Lab research assistant Basma Abukwaik won the NJIT Provost Summer Research Fellowship Award for 2017. Her proposal was one of the top ranked proposals that were funded through a competitive process. Basma will be conducting research on “Telehealth: Improving Health Care Access to Minority Groups in Newark” where she will understand how people use smart application technologies and recruit minority women to use Maven, a mobile telehealth application.
We’re so happy to announce that our development team for the NJIT Buddy app have found jobs in New York City upon graduation.
Leiping Gong, who worked on the backend of the NJIT Buddy app, will be at Synchrony Financial, and Atisha Poojary, who worked on the frontend of the app’s iOS version, is now a developer at Developing Now.
Graduate student Indraneel Kulkarni and undergraduate research assistant Adam Spryszinski presented development and research related to Virtual Sisters at the Dana Knox Student Research Showcase. Virtual Sisters is a mobile application to helping women in computing/STEM to exchange social support. The NJIT Dana Knox Showcase is a selection of the best student research on campus and participants are chosen through faculty nominations and a subsequent competitive screening.
The Social Interaction Lab received two i-Corps mini grants this spring! The iCorps grants are sponsored by the National Science Foundation. With Professor Yvette Wohn as the faculty mentor, Adam Spryzinski received a grant for a Mood App that uses color and multi-input methods- Basma Abukwaik was also on this team. Indraneel Kulkarni received a grant for the Virtual Sisters app, a social support system for women in STEM/computing. The i-Corps mini grants will be used to conduct user studies and meet with users for further commercialization of these applications. The photos below show Adam and Indraneel presenting their idea to the judges and other grant recipients.

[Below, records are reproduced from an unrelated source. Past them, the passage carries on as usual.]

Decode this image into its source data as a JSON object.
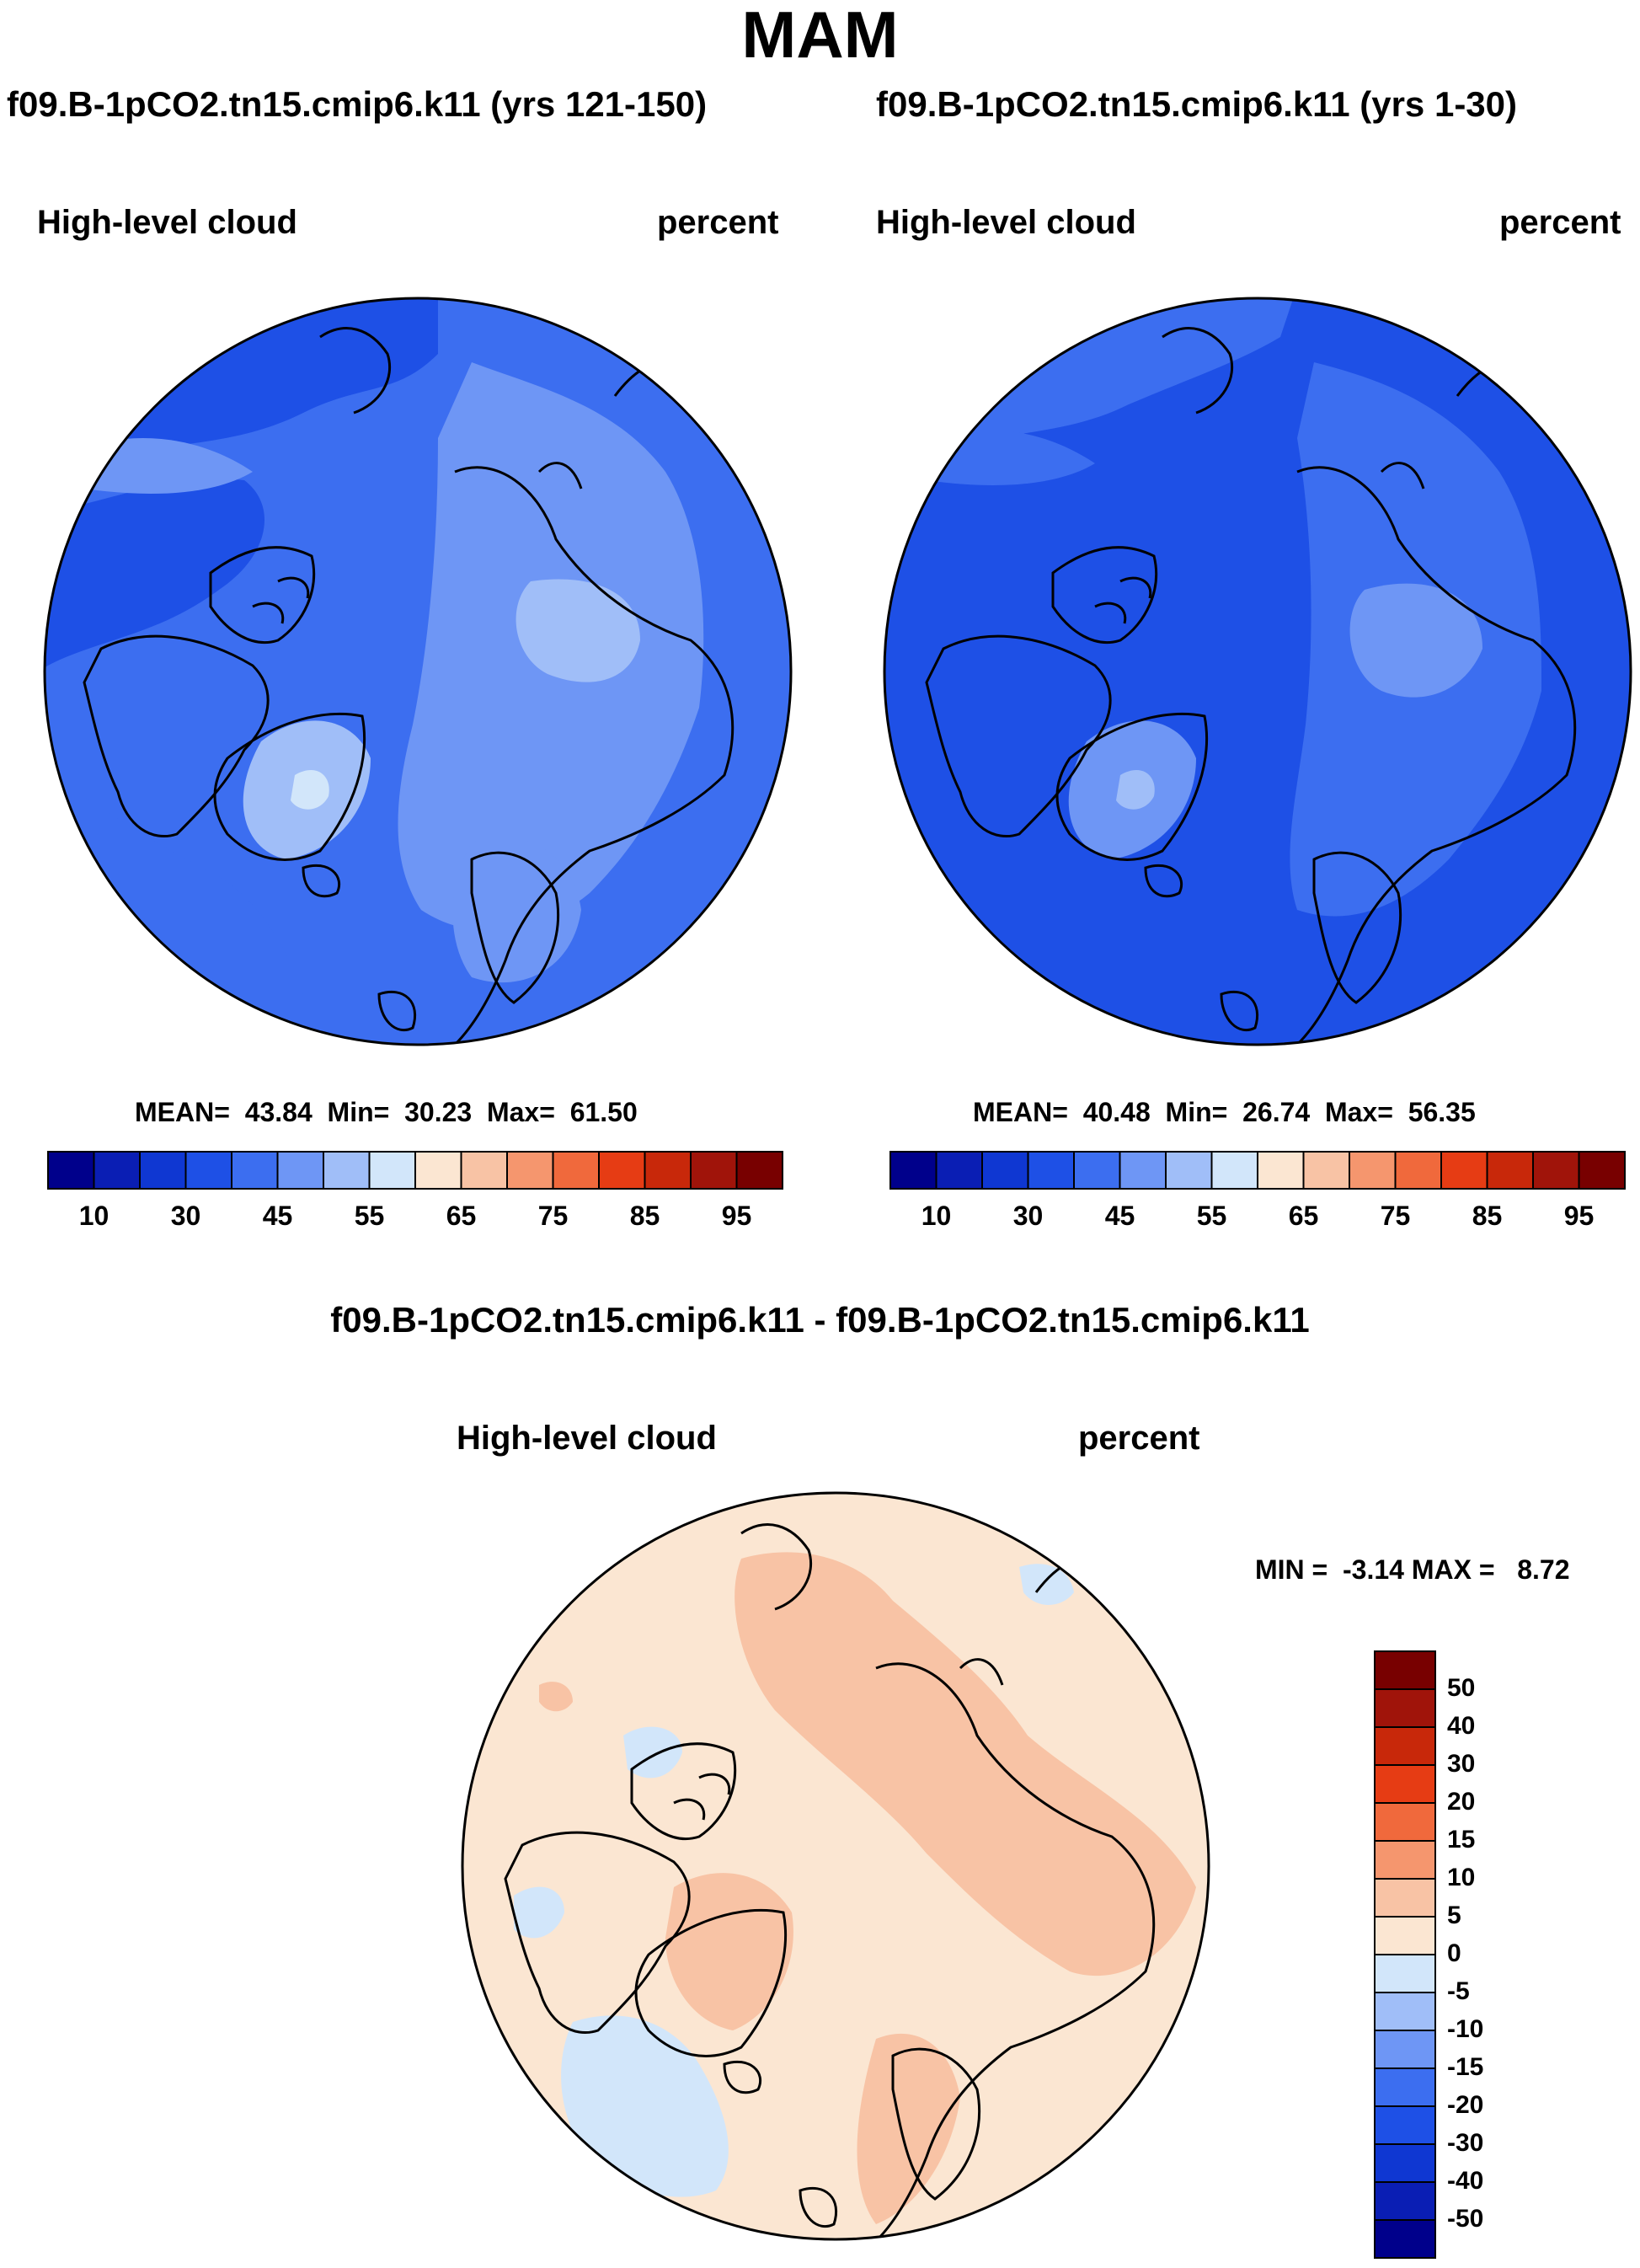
{
  "figure": {
    "title": "MAM",
    "panel_left": {
      "case_title": "f09.B-1pCO2.tn15.cmip6.k11 (yrs 121-150)",
      "variable": "High-level cloud",
      "units": "percent",
      "stats": "MEAN=  43.84  Min=  30.23  Max=  61.50"
    },
    "panel_right": {
      "case_title": "f09.B-1pCO2.tn15.cmip6.k11 (yrs 1-30)",
      "variable": "High-level cloud",
      "units": "percent",
      "stats": "MEAN=  40.48  Min=  26.74  Max=  56.35"
    },
    "panel_diff": {
      "case_title": "f09.B-1pCO2.tn15.cmip6.k11 - f09.B-1pCO2.tn15.cmip6.k11",
      "variable": "High-level cloud",
      "units": "percent",
      "stats": "MIN =  -3.14 MAX =   8.72"
    }
  },
  "colors": {
    "abs_scale": [
      "#00008b",
      "#0a1eb4",
      "#0f37d2",
      "#1e50e6",
      "#3c6ef0",
      "#6e96f5",
      "#a0bef8",
      "#d2e6fa",
      "#fbe6d2",
      "#f8c3a5",
      "#f5966e",
      "#f0693c",
      "#e63c14",
      "#c8280a",
      "#a0140a",
      "#780000"
    ],
    "diff_scale": [
      "#00008b",
      "#0a1eb4",
      "#0f37d2",
      "#1e50e6",
      "#3c6ef0",
      "#6e96f5",
      "#a0bef8",
      "#d2e6fa",
      "#fbe6d2",
      "#f8c3a5",
      "#f5966e",
      "#f0693c",
      "#e63c14",
      "#c8280a",
      "#a0140a",
      "#780000"
    ]
  },
  "colorbar_abs": {
    "labels": [
      "10",
      "30",
      "45",
      "55",
      "65",
      "75",
      "85",
      "95"
    ]
  },
  "colorbar_diff": {
    "labels": [
      "50",
      "40",
      "30",
      "20",
      "15",
      "10",
      "5",
      "0",
      "-5",
      "-10",
      "-15",
      "-20",
      "-30",
      "-40",
      "-50"
    ]
  },
  "chart_data": [
    {
      "type": "heatmap",
      "projection": "north polar stereographic",
      "title": "f09.B-1pCO2.tn15.cmip6.k11 (yrs 121-150)",
      "variable": "High-level cloud",
      "units": "percent",
      "mean": 43.84,
      "min": 30.23,
      "max": 61.5,
      "levels": [
        5,
        10,
        15,
        20,
        25,
        30,
        35,
        40,
        45,
        50,
        55,
        60,
        65,
        70,
        75,
        80,
        85,
        90,
        95
      ],
      "colorbar_tick_labels": [
        10,
        30,
        45,
        55,
        65,
        75,
        85,
        95
      ]
    },
    {
      "type": "heatmap",
      "projection": "north polar stereographic",
      "title": "f09.B-1pCO2.tn15.cmip6.k11 (yrs 1-30)",
      "variable": "High-level cloud",
      "units": "percent",
      "mean": 40.48,
      "min": 26.74,
      "max": 56.35,
      "levels": [
        5,
        10,
        15,
        20,
        25,
        30,
        35,
        40,
        45,
        50,
        55,
        60,
        65,
        70,
        75,
        80,
        85,
        90,
        95
      ],
      "colorbar_tick_labels": [
        10,
        30,
        45,
        55,
        65,
        75,
        85,
        95
      ]
    },
    {
      "type": "heatmap",
      "projection": "north polar stereographic",
      "title": "f09.B-1pCO2.tn15.cmip6.k11 - f09.B-1pCO2.tn15.cmip6.k11",
      "variable": "High-level cloud",
      "units": "percent",
      "min": -3.14,
      "max": 8.72,
      "levels": [
        -50,
        -40,
        -30,
        -20,
        -15,
        -10,
        -5,
        0,
        5,
        10,
        15,
        20,
        30,
        40,
        50
      ]
    }
  ]
}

This summer, three students from Brazil joined our lab to work on understanding how to make a social support app for women in STEM. From left, Felipe, Cassio, and Roseli were funded by their government to work at NJIT. They learned how to conduct interviews and analyze qualitative data. Adam, an NJIT student, also worked on the user research, while Atisha (far right), an NJIT masters student, developed the iOS version of the mobile app. The research results were presented at a conference at NJIT attended by the Brazilian Consulate.
Dr. Wohn was invited to Cornell University, where she gave a talk about her research on paralinguisitic digital affordances and social support. She also met with PhD students to discuss academic publishing and preparing for the academic job market.
Dr. Wohn and Dr. Sue Fussell, who hosted the talk
Dr. Wohn and research assistant Mary Schneider had a great time at the 2015 Grace Hopper conference for women in computing. This was the first time for both of them, and they were a part of a larger group of students and faculty who were supported by the BRAID initiative– an initiative led by the Anita Borg Institute and Harvey Mudd College, and funded by Facebook, Google, Intel, Microsoft, CRA and NSF, to increase diversity in computing.
Grace Hopper was a wonderful opportunity to meet new people, be empowered, and learn from great female tech leaders such as Sheryl Sandberg and Megan Smith. The conference also has a huge career fair, making it a must-go event for students, both graduate and undergraduate!